Agriculture experts in the Pacific island nation of Vanuatu are developing drought-resistant crops to address extreme temperatures and droughts stemming from global climate change.
Temperatures in Vanuatu have increased at a rate of .17 degrees Celsius each decade, according to the Pacific Climate Change Science Program. Joint research by the Australian Bureau of Meteorology, the Vanuatu Meteorology and Geo-hazard Department, and the Commonwealth Scientific and Industrial Research Organization (CSIRO) has raised dire concerns for the future of the island nation. If carbon emissions continue at high rates, the island could face an increase of 0.4 to 1.0 degrees Celsius by 2030.

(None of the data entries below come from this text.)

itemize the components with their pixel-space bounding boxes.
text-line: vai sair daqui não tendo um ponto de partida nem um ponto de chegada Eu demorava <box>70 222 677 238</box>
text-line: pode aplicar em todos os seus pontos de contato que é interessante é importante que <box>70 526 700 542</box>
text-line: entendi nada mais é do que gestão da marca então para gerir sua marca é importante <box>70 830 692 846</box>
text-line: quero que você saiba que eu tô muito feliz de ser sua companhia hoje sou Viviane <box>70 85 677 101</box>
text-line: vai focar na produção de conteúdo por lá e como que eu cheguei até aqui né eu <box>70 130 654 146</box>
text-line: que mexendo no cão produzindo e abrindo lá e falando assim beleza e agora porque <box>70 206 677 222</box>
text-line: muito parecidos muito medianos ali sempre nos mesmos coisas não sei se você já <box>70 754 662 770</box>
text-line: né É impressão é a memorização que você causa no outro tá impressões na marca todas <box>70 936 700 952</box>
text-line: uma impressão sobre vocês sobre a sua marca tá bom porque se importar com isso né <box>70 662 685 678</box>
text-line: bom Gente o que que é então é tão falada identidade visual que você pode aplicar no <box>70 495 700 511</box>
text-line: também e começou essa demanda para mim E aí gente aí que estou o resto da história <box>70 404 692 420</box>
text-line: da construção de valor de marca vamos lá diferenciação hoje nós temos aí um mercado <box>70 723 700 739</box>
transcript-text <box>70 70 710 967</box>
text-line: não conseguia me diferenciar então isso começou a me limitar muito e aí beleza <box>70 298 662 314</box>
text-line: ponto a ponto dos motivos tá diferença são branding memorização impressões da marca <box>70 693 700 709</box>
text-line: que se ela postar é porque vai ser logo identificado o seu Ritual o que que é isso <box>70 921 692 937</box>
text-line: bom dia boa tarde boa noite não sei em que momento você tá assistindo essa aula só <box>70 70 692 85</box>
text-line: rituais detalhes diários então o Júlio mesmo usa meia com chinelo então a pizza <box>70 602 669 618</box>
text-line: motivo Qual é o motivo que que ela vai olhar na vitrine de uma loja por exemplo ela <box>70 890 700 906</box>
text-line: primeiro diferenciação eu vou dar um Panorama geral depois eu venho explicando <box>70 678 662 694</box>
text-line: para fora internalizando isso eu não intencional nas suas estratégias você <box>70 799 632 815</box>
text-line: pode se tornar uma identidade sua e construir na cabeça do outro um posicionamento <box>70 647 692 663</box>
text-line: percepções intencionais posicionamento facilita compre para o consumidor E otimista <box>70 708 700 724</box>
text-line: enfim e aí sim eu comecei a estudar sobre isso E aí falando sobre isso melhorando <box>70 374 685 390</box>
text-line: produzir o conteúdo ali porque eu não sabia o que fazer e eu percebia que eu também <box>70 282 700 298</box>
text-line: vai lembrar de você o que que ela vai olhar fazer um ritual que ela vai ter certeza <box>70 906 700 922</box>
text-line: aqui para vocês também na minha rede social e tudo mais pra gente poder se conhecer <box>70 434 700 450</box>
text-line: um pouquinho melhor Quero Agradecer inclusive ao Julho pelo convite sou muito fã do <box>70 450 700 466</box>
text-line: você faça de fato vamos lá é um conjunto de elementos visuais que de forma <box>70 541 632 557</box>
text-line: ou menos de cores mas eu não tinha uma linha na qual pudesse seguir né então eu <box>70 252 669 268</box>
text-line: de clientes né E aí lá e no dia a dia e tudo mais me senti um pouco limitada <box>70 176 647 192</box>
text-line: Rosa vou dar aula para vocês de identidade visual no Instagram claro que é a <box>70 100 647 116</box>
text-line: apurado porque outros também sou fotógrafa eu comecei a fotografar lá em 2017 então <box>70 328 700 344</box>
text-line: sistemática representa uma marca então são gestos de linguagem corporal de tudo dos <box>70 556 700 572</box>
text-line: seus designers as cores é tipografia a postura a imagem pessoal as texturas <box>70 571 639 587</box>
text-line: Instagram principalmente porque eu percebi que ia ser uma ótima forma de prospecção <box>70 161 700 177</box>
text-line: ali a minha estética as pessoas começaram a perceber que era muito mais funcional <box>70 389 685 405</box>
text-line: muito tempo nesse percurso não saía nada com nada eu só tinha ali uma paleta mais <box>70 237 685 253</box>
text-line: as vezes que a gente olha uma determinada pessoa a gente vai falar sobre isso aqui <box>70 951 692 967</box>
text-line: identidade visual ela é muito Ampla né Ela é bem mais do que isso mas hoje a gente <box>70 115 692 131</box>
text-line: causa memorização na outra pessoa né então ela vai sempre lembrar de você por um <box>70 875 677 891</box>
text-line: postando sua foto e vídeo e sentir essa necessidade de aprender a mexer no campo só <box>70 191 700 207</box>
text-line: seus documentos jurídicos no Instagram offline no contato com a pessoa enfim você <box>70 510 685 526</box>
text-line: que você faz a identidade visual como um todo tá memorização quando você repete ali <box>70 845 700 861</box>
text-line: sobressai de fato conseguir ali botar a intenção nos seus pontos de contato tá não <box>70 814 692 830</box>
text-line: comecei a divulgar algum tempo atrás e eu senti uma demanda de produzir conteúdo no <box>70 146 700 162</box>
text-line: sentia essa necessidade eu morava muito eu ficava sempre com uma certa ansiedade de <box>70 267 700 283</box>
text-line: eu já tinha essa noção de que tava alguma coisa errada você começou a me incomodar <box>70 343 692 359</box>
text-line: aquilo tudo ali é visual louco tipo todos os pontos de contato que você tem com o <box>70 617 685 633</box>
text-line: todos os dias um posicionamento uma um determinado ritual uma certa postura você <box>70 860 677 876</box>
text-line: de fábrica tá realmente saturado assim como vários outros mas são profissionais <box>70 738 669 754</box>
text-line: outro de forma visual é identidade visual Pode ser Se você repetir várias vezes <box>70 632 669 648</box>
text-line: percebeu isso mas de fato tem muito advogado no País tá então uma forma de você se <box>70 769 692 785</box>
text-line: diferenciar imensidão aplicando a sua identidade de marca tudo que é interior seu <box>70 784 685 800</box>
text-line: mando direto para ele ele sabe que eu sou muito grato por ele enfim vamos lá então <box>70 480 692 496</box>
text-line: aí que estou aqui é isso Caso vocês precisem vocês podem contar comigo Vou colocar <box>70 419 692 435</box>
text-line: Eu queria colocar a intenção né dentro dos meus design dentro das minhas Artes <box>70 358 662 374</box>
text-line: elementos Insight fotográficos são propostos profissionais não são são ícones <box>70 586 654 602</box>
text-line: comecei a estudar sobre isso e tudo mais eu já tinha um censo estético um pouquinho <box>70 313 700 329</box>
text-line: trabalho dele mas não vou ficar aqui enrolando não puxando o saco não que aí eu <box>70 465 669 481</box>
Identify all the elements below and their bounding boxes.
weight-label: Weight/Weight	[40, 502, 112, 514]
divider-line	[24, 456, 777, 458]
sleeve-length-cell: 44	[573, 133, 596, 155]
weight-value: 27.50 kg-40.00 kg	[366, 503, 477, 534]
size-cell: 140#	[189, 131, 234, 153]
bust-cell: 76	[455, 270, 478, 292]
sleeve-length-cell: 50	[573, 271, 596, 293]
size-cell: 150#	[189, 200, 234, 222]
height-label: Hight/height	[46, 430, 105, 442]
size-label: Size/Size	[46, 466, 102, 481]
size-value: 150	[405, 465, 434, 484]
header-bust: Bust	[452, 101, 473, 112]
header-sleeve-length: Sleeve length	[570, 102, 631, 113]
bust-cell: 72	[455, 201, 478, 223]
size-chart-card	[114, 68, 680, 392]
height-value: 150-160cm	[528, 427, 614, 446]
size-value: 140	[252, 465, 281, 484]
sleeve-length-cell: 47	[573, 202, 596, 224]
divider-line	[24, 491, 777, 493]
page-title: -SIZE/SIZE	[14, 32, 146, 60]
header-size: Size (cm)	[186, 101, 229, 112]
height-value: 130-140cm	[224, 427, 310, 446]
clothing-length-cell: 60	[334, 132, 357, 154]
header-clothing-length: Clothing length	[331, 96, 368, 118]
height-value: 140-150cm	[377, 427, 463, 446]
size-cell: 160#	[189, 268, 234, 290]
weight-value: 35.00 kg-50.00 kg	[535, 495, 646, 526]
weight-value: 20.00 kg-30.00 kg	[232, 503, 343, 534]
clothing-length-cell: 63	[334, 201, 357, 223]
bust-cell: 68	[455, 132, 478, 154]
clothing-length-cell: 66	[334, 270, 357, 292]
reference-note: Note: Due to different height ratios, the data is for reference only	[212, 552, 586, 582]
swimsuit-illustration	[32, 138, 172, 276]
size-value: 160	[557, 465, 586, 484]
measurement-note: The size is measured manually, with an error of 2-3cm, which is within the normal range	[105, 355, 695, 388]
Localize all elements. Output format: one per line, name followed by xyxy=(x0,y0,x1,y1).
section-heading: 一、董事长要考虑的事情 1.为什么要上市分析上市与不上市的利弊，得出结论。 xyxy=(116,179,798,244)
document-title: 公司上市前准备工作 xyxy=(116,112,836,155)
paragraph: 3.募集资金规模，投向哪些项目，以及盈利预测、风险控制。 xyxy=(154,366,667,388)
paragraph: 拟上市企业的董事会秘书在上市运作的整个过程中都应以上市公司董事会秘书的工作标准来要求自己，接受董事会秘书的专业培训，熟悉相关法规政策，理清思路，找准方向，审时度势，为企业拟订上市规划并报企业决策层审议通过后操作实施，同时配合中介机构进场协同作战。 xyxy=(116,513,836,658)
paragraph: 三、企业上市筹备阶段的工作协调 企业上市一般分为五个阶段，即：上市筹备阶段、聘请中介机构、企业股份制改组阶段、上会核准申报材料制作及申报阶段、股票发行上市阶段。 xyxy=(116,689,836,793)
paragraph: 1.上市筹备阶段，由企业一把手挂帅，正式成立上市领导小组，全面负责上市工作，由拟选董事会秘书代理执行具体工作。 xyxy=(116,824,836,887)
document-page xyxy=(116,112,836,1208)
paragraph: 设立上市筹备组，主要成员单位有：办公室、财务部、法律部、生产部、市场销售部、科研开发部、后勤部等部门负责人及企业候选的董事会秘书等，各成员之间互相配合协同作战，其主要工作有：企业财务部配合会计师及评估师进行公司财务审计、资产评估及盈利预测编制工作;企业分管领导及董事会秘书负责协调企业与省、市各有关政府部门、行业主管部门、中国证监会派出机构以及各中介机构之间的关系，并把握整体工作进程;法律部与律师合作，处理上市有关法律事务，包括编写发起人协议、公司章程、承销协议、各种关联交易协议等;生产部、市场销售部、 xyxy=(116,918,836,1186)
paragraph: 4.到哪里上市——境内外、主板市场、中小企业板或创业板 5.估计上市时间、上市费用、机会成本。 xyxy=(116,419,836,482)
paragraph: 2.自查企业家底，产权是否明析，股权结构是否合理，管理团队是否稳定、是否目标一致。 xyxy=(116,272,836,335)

For millennia, root crops such as yams, manioc, taro, and sweet potato have been essential to the diets of indigenous people on Vanuatu. Sweet potato in particular is a staple food crop for 70 percent of the island’s population, particularly for rural people who depend on agriculture for food and income. According to Coordinator of the Vanuatu Coastal Adaptation Project (VCAP) Pakoa Leo, these crops are especially hardy, able to survive extreme weather, pests, and diseases.
“But there are new challenges as a result of climate change and as a result some of the crops of sweet potato are not as resistant,” he explained. “Vanuatu crops have been impacted by climate change, with some varieties of taro and sweet potato now challenging to grow in certain areas.”
In particular, increased temperatures, and changes in precipitation present problems for agriculture.
“It is becoming harder for farmers to rely on the same varieties of crops they have always planted, so we are experimenting with other varieties to ensure we get the most resistant crop for the current conditions,” said Leo.
Alongside other agriculture experts from the Ministry of Agriculture in Vanuatu, Leo has been crossbreeding more than 50 varieties of sweet potato to create one which can survive prolonged periods of drought. “We have used sweet potato from Solomon Islands, Fiji and other island along with Vanuatu varieties, to test which will be preferred by our farmers,” he said. “Once we successfully cultivate a certain variety, we bring the farmers in to taste and select which they prefer, then we distribute them to the farmers for their use.”
The researchers had to start from nothing, rebuilding their greenhouse after Cyclone Pam destroyed their facilities and crops in 2015.
“We have just rebuilt this greenhouse last year, and we are continuing with the work,” Leo said.